Cruzando as crises norte-americanas é uma colagem de rostos, falas, lugares e situações que dão uma ideia do panorama geral. Sob a aparente segurança da economia mais forte, o caos vai entrando na vida de muita gente. Na tela, a animação gráfica percorre o trajeto no mapa que os diretores fazem nas ruas. De Rosebud a Denver e, depois, a Salt Lake City. E, assim, o território vai sendo visitado, mostrado, escutado, auscultado. Se fundem o olhar de Mike, de dentro, com o olhar de Silvia, de fora.
O documentário também foi dividido em duas partes que se completam. Na primeira, Colapso, a pior crise financeira dos Estados Unidos desde a Grande Depressão é apresentada nas notícias das TVs, jornais e rádios que escancaram o caos e se misturam com as imagens da estrada, pulando de cidade em cidade, estado em estado. Muitas vezes, da janela do carro os olhos da câmera captam paisagens áridas, degradadas, desertas, fantasmagóricas. A crise é ouvida nas falas de desilusão e desesperança, de quem perdeu o trabalho e a crença nos governos.
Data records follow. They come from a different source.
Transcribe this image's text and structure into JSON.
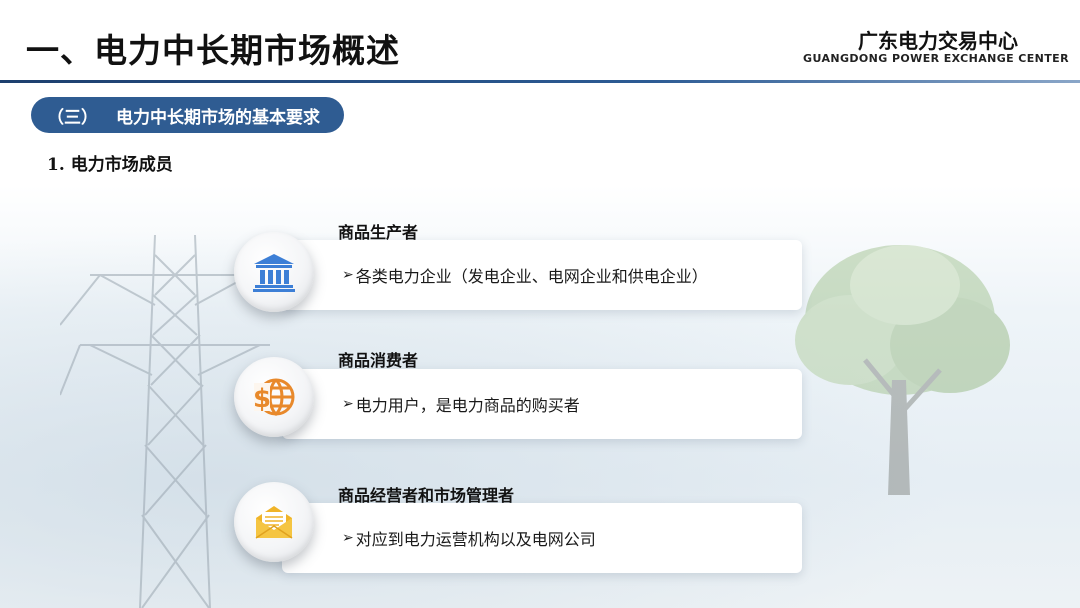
{
  "header": {
    "title": "一、电力中长期市场概述",
    "brand_cn": "广东电力交易中心",
    "brand_en": "GUANGDONG POWER EXCHANGE CENTER"
  },
  "section": {
    "number": "（三）",
    "title": "电力中长期市场的基本要求"
  },
  "subheading": {
    "number": "1.",
    "text": "电力市场成员"
  },
  "members": [
    {
      "title": "商品生产者",
      "icon": "bank-building-icon",
      "arrow": "➢",
      "desc": "各类电力企业（发电企业、电网企业和供电企业）"
    },
    {
      "title": "商品消费者",
      "icon": "dollar-globe-icon",
      "arrow": "➢",
      "desc": "电力用户，是电力商品的购买者"
    },
    {
      "title": "商品经营者和市场管理者",
      "icon": "open-envelope-icon",
      "arrow": "➢",
      "desc": "对应到电力运营机构以及电网公司"
    }
  ],
  "colors": {
    "accent": "#2f5c92",
    "icon_blue": "#3d7fd6",
    "icon_orange": "#e8892b",
    "icon_yellow": "#f5c542"
  }
}
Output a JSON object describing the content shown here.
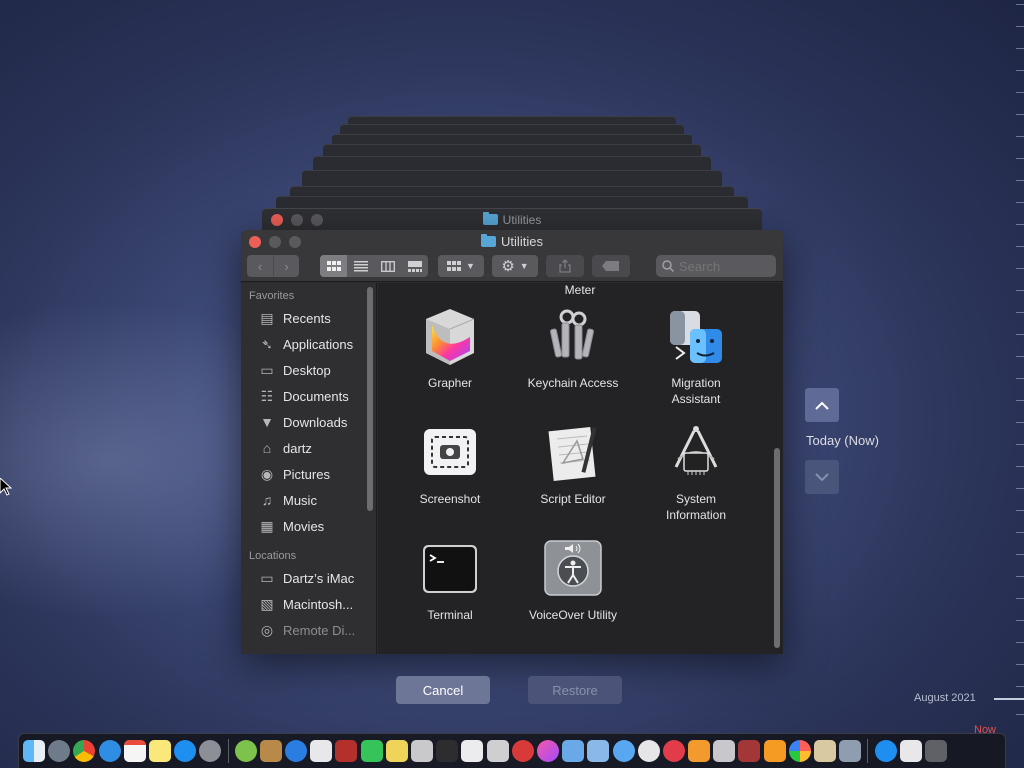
{
  "window": {
    "title": "Utilities",
    "back_title": "Utilities"
  },
  "toolbar": {
    "search_placeholder": "Search"
  },
  "sidebar": {
    "favorites_header": "Favorites",
    "locations_header": "Locations",
    "favorites": [
      {
        "label": "Recents",
        "icon": "recents-icon"
      },
      {
        "label": "Applications",
        "icon": "applications-icon"
      },
      {
        "label": "Desktop",
        "icon": "desktop-icon"
      },
      {
        "label": "Documents",
        "icon": "documents-icon"
      },
      {
        "label": "Downloads",
        "icon": "downloads-icon"
      },
      {
        "label": "dartz",
        "icon": "home-icon"
      },
      {
        "label": "Pictures",
        "icon": "pictures-icon"
      },
      {
        "label": "Music",
        "icon": "music-icon"
      },
      {
        "label": "Movies",
        "icon": "movies-icon"
      }
    ],
    "locations": [
      {
        "label": "Dartz’s iMac",
        "icon": "imac-icon"
      },
      {
        "label": "Macintosh...",
        "icon": "disk-icon"
      },
      {
        "label": "Remote Di...",
        "icon": "remote-disc-icon"
      }
    ]
  },
  "content": {
    "partial_label": "Meter",
    "apps": [
      {
        "label": "Grapher",
        "icon": "grapher-icon"
      },
      {
        "label": "Keychain Access",
        "icon": "keychain-icon"
      },
      {
        "label": "Migration\nAssistant",
        "icon": "migration-assistant-icon"
      },
      {
        "label": "Screenshot",
        "icon": "screenshot-icon"
      },
      {
        "label": "Script Editor",
        "icon": "script-editor-icon"
      },
      {
        "label": "System\nInformation",
        "icon": "system-information-icon"
      },
      {
        "label": "Terminal",
        "icon": "terminal-icon"
      },
      {
        "label": "VoiceOver Utility",
        "icon": "voiceover-utility-icon"
      }
    ]
  },
  "time_machine": {
    "current_label": "Today (Now)",
    "cancel_label": "Cancel",
    "restore_label": "Restore",
    "timeline_month": "August 2021",
    "timeline_now": "Now"
  },
  "colors": {
    "close_red": "#ec5f57",
    "accent_blue": "#58a6d8",
    "tm_button_active": "#5f6b96",
    "timeline_now": "#e05050"
  }
}
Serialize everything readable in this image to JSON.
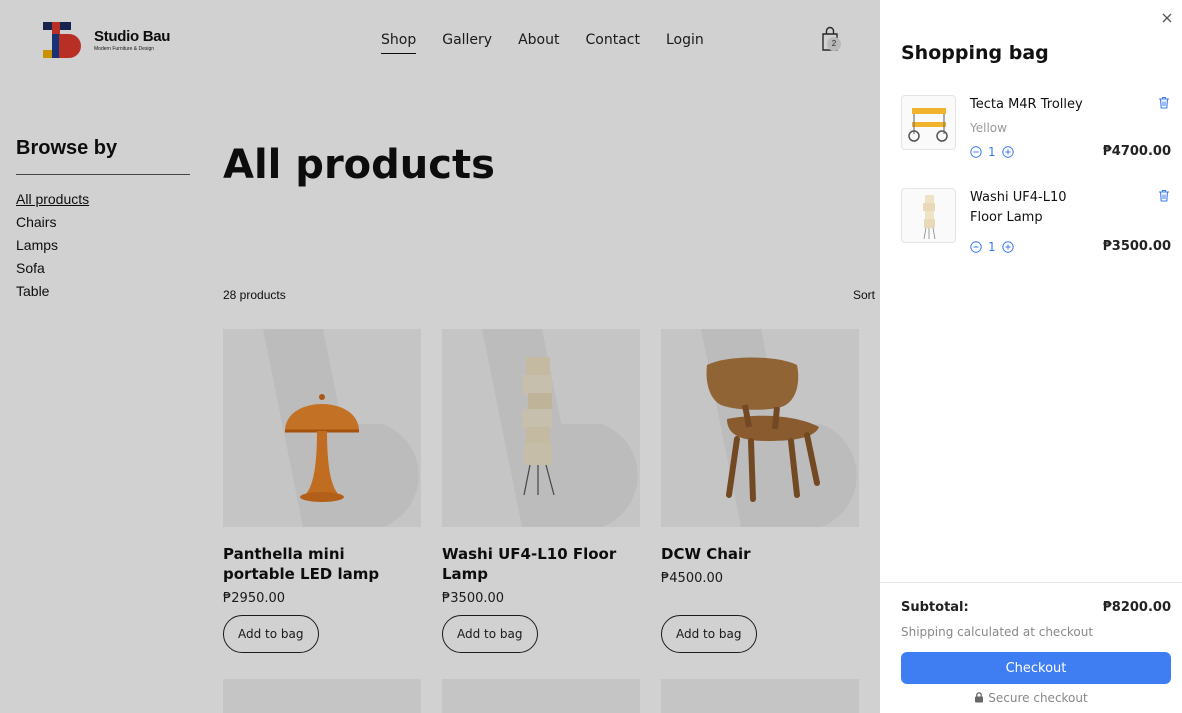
{
  "brand": {
    "name": "Studio Bau",
    "tagline": "Modern Furniture & Design",
    "logo_icon": "studio-bau-logo",
    "colors": {
      "red": "#e13b2e",
      "blue": "#1e3f8f",
      "navy": "#1b2c5e",
      "yellow": "#f4b300"
    }
  },
  "nav": {
    "items": [
      {
        "label": "Shop",
        "active": true
      },
      {
        "label": "Gallery"
      },
      {
        "label": "About"
      },
      {
        "label": "Contact"
      },
      {
        "label": "Login"
      }
    ],
    "bag_icon": "shopping-bag-icon",
    "bag_count": "2"
  },
  "sidebar": {
    "title": "Browse by",
    "items": [
      {
        "label": "All products",
        "active": true
      },
      {
        "label": "Chairs"
      },
      {
        "label": "Lamps"
      },
      {
        "label": "Sofa"
      },
      {
        "label": "Table"
      }
    ]
  },
  "main": {
    "title": "All products",
    "count": "28 products",
    "sort_label": "Sort",
    "products": [
      {
        "name": "Panthella mini portable LED lamp",
        "price": "₱2950.00",
        "add_label": "Add to bag",
        "image": "orange-mushroom-lamp"
      },
      {
        "name": "Washi UF4-L10 Floor Lamp",
        "price": "₱3500.00",
        "add_label": "Add to bag",
        "image": "paper-floor-lamp"
      },
      {
        "name": "DCW Chair",
        "price": "₱4500.00",
        "add_label": "Add to bag",
        "image": "plywood-lounge-chair"
      }
    ]
  },
  "drawer": {
    "close_icon": "close-icon",
    "title": "Shopping bag",
    "items": [
      {
        "name": "Tecta M4R Trolley",
        "variant": "Yellow",
        "qty": "1",
        "price": "₱4700.00",
        "image": "yellow-trolley"
      },
      {
        "name": "Washi UF4-L10 Floor Lamp",
        "qty": "1",
        "price": "₱3500.00",
        "image": "paper-floor-lamp"
      }
    ],
    "subtotal_label": "Subtotal:",
    "subtotal_value": "₱8200.00",
    "shipping_note": "Shipping calculated at checkout",
    "checkout_label": "Checkout",
    "secure_label": "Secure checkout",
    "accent": "#3f7ef2"
  }
}
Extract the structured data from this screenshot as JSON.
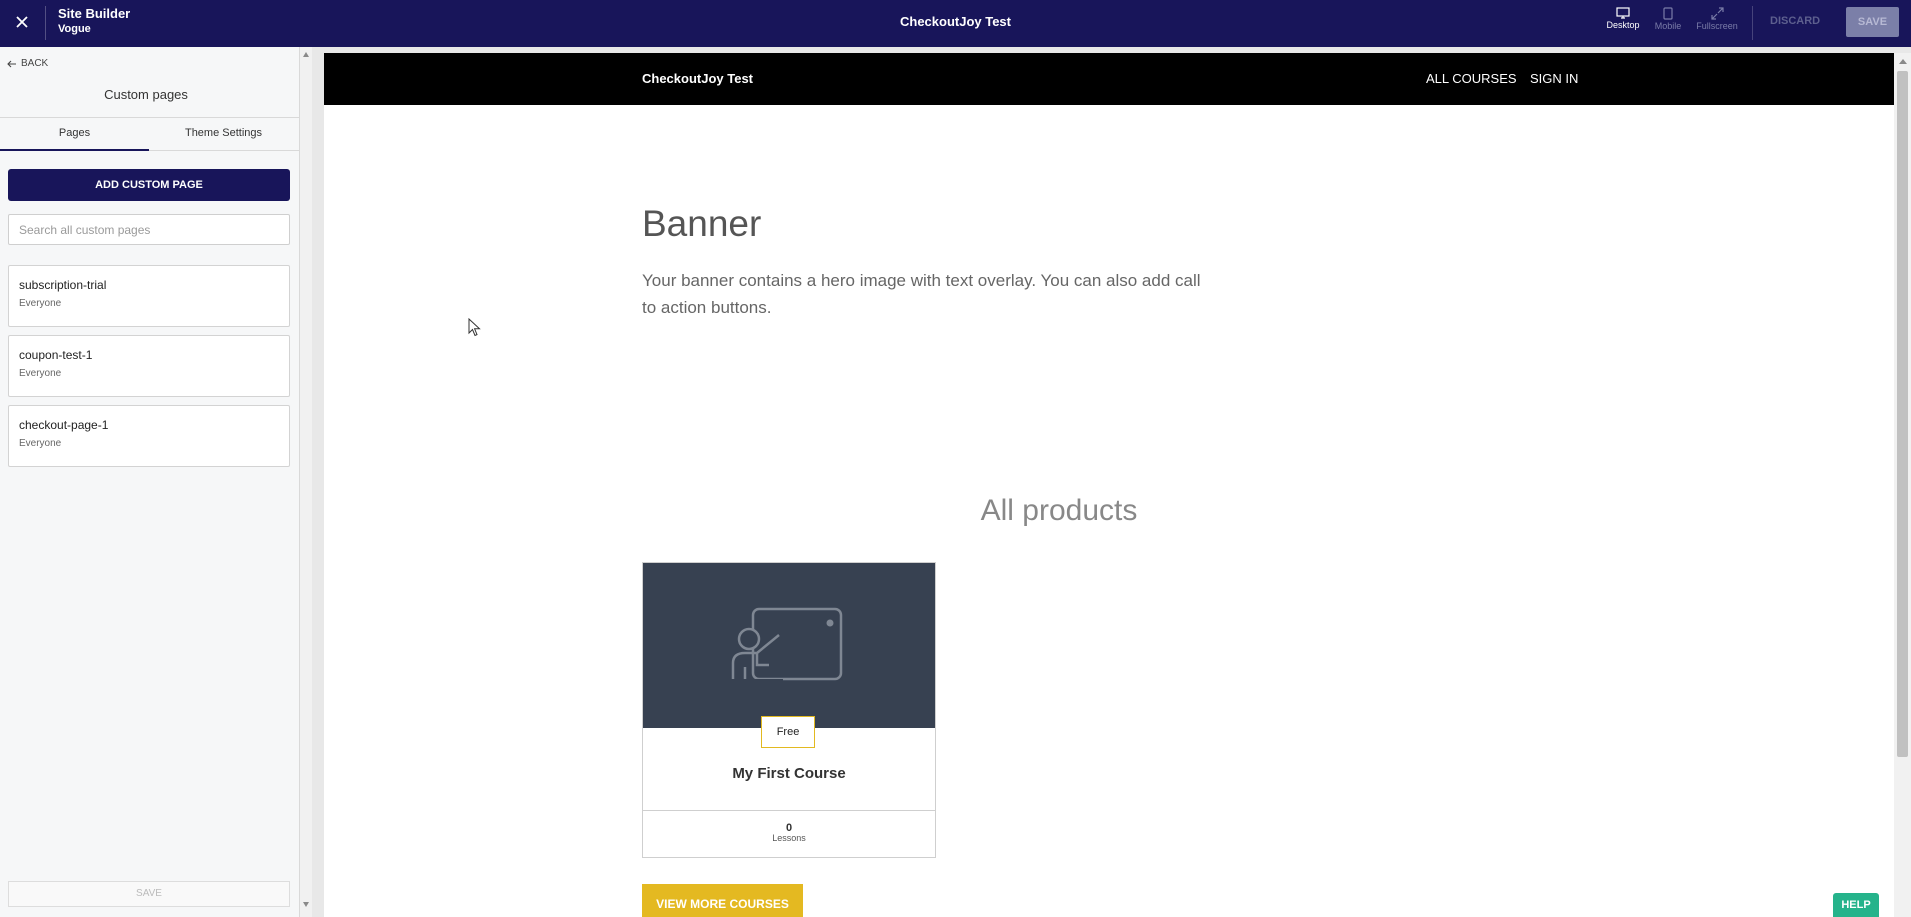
{
  "topbar": {
    "app_title": "Site Builder",
    "app_subtitle": "Vogue",
    "site_title": "CheckoutJoy Test",
    "views": [
      {
        "label": "Desktop",
        "icon": "desktop-icon",
        "active": true
      },
      {
        "label": "Mobile",
        "icon": "mobile-icon",
        "active": false
      },
      {
        "label": "Fullscreen",
        "icon": "fullscreen-icon",
        "active": false
      }
    ],
    "discard_label": "DISCARD",
    "save_label": "SAVE",
    "colors": {
      "bar": "#18155a",
      "save_disabled": "#7b7fa8"
    }
  },
  "sidebar": {
    "back_label": "BACK",
    "title": "Custom pages",
    "tabs": [
      {
        "label": "Pages",
        "active": true
      },
      {
        "label": "Theme Settings",
        "active": false
      }
    ],
    "add_button_label": "ADD CUSTOM PAGE",
    "search_placeholder": "Search all custom pages",
    "pages": [
      {
        "name": "subscription-trial",
        "audience": "Everyone"
      },
      {
        "name": "coupon-test-1",
        "audience": "Everyone"
      },
      {
        "name": "checkout-page-1",
        "audience": "Everyone"
      }
    ],
    "save_label": "SAVE"
  },
  "preview": {
    "brand": "CheckoutJoy Test",
    "nav_links": [
      "ALL COURSES",
      "SIGN IN"
    ],
    "banner": {
      "heading": "Banner",
      "text": "Your banner contains a hero image with text overlay. You can also add call to action buttons."
    },
    "products": {
      "heading": "All products",
      "courses": [
        {
          "price": "Free",
          "title": "My First Course",
          "lessons_count": "0",
          "lessons_label": "Lessons"
        }
      ],
      "more_button_label": "VIEW MORE COURSES"
    },
    "colors": {
      "accent": "#e4b921",
      "card_image": "#374151"
    }
  },
  "help_label": "HELP"
}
Na segunda parte, Ação, acompanha o que associações, Ongs, cooperativas e pessoas estão tentando reconstruir, conquistar através de mobilizações, passeatas, manifestações, greves, embates, articulações. É nesta parte que a luta da população vai sendo apresentada pelo que assegura a Declaração Universal dos Direitos Humanos, mas que não é cumprido: não há saúde, educação, moradia e vida com dignidade para todas, para todos. Cruzando as crises é, essencialmente, um documentário sobre pessoas. E elas estão o tempo todo se sucedendo na tela: trabalhadores, ativistas, desempregados, estudantes, moradores de rua, sindicalistas, professores.
Até onde se pode confundir um governo com seu povo, tanto lá quanto em qualquer lugar? Parece que os estadunidenses estão descobrindo na própria carne, parte da dor que sua pátria já distribuiu em tantas outras geografias. “Não temos uma cultura social, temos uma cultura econômica, que não é sustentável. Talvez, todo este país esteja bêbado, e estamos começando a acordar com as conseqüências. Se a economia entrar em colapso, quem sabe vamos descobrir o valor das relações humanas”, reflete Michael Combs, um senhor de barbas brancas e chapéu furado, cantor de rua, escorado na parede de uma calçada em Santa Fé, Novo México. Antes de tudo, o filme é sobre esta crise de valores alienante, acachapante, que agora sacode os cidadãos. Como em Baltimore, onde trabalhadores mobilizados estão tentando criar uma “zona de direitos humanos”, onde finalmente estes sejam respeitados.
Parece contraditório que o país imperialista, que há décadas liderava sozinho a economia mundial, deixe seus próprios filhos na mão? Não é. Michael Moore nos seus filmes já revelou estas contradições e injustiças, mostrando o quão ridícula é, muitas vezes, sua sociedade e perverso seu sistema econômico, a lógica desse mercado selvagem que move o Estado yankee em declínio.
Agora, que muitas mentiras que alienaram quase uma sociedade inteira desmoronam, vem este golpe na autoestima, na arrogância e na onipotência. Gente que se diz cansada de ser tratada como lixo. Mas refletem os norte-americanos à custa da opressão de quem e em quais lugares conseguiram viver durante tanto tempo em altos níveis econômicos? Para isso não há perguntas nem respostas claras no filme. No entanto, para recuperar sua condição econômica, os mais pobres não miram outras riquezas que não as do próprio país: 10% da população é dona de 70% da riqueza total. Reivindicam redistribuir.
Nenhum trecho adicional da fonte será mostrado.